The following are a few of the many reasons Americans have come to greatly dislike probate:
1) It is long. Even in a relatively simple estate with uncomplicated assets, no disagreement among family members, and clear directions for distribution of property, a case typically takes a year to wind its way through the court system. In some Illinois counties, there may be a wait of months just to get on the docket to begin the process. During this time, family members are unable to freely dispose of property, leaving them in limbo. And if there any snags, all bets are off. This article describes a 14-year probate case, which ran up legal bills in the mid-six figures.
2) Probate can be very expensive. Most people find probate complex, and hire an attorney to help them through it. There are many forms, filings, and even court appearances, all of which drive up legal bills. The legal fees in a typical case can end up consuming a small percentage of the estate.
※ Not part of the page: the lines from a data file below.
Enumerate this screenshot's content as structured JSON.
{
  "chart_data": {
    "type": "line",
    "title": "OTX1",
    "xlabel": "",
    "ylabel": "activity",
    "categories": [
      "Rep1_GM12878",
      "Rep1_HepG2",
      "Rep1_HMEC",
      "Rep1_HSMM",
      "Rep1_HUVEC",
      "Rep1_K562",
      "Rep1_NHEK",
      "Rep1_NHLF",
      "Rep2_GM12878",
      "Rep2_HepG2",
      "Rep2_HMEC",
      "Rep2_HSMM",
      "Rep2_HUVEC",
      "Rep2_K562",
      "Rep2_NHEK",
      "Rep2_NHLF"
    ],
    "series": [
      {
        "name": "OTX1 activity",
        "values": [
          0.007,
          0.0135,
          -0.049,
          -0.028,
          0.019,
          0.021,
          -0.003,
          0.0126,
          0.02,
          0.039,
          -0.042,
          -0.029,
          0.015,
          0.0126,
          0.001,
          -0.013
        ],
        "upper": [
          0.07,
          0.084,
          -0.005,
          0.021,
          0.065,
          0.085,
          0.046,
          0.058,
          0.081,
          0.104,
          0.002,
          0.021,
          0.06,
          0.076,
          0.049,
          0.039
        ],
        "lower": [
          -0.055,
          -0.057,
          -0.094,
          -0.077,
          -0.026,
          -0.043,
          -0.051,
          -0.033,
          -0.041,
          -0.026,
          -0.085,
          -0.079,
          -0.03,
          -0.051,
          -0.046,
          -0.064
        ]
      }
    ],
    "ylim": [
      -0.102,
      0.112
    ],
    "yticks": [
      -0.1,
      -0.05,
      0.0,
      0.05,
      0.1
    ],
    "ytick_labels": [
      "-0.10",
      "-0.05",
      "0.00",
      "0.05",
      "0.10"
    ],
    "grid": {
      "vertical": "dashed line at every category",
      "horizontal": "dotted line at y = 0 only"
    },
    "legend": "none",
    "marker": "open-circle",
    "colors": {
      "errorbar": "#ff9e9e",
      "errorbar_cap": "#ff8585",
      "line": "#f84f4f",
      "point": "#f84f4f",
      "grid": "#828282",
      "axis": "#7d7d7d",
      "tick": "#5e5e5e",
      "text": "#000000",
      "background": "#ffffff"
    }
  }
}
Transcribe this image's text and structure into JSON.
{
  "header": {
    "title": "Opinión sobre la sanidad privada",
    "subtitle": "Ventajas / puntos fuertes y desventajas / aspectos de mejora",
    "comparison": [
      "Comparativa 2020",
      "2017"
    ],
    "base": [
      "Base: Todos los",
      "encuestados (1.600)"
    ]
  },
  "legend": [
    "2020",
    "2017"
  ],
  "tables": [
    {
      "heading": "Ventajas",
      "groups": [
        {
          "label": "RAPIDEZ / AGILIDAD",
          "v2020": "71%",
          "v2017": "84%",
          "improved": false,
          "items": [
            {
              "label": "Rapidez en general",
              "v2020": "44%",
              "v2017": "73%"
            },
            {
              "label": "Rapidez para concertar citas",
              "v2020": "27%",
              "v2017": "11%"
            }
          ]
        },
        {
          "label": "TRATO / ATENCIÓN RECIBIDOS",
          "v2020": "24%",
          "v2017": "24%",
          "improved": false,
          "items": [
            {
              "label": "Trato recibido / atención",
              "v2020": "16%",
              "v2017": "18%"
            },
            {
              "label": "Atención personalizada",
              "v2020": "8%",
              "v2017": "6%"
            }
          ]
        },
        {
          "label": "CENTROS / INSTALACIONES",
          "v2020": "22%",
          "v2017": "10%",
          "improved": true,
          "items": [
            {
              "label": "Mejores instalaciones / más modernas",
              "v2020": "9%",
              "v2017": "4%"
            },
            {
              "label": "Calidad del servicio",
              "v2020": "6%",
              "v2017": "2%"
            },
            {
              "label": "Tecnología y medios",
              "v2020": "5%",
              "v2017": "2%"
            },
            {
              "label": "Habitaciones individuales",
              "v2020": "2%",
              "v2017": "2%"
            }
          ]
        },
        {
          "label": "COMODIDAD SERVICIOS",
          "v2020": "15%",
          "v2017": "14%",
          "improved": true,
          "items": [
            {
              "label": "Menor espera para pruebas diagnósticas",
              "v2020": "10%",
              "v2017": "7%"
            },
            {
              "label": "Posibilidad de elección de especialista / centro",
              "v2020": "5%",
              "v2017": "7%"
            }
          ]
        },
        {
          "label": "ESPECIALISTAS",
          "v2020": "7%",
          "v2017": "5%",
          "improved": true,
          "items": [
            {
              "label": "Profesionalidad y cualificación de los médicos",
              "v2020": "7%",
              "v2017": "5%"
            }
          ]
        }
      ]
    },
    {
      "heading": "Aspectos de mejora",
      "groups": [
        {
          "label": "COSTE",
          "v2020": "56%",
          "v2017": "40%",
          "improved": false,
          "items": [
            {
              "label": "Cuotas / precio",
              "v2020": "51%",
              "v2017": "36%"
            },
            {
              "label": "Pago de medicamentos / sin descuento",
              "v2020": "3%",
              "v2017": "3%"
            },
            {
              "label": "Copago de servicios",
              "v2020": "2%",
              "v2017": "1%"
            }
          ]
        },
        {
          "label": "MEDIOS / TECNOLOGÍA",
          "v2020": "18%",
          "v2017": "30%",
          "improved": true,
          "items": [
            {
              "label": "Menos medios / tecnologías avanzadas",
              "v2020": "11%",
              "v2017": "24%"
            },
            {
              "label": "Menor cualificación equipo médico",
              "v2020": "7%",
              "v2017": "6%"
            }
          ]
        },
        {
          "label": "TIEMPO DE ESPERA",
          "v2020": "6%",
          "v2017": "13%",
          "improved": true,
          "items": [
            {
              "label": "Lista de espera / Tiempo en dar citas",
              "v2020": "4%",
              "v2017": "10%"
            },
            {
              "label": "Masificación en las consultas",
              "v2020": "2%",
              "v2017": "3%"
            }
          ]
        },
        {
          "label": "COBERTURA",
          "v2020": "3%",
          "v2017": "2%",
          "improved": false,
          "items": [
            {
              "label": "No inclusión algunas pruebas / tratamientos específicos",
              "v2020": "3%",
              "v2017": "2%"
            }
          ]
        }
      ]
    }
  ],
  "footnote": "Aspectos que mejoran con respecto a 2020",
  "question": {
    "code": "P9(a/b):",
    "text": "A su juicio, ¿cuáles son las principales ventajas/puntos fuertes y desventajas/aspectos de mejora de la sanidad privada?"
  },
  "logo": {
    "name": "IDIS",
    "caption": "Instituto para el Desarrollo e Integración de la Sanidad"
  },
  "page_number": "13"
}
Again, any complications in the estate will greatly drive up fees.
3) Probate is incredibly formalistic. Can you imagine invalidating someone’s will because a stray ink mark on page 11 of the will touches one of the words? A judge can! How about embarking on an incredibly expensive litigated case because the deceased’s witnesses only signed the will once, and forgot to also sign a “self proving affidavit”? Will contests over issues like this can throw your case into turmoil for years, all at great financial expense and cost to the relationships in your family.
4) Probate is public. Any curious member of the community, reporter, blogger, etc can freely write about the intimate details of your family’s estate. This could include information about your net worth, financial assets, personal belongings, disputes, etc. During and after a probate case, anyone could soon be reading intimate details about your family’s assets on the internet.
What you can do
Modern qualified estate planning attorneys are attuned to the problems with probate, and can counsel you on your individual situation. They are also familiar with common probate avoidance strategies, which we will discuss in the upcoming posts. Living trusts in particular are an attractive option for many families, and will be discussed in depth. Luckily, in estate planning, a small up-front commitment in planning can prevent a nightmare for your family after your death.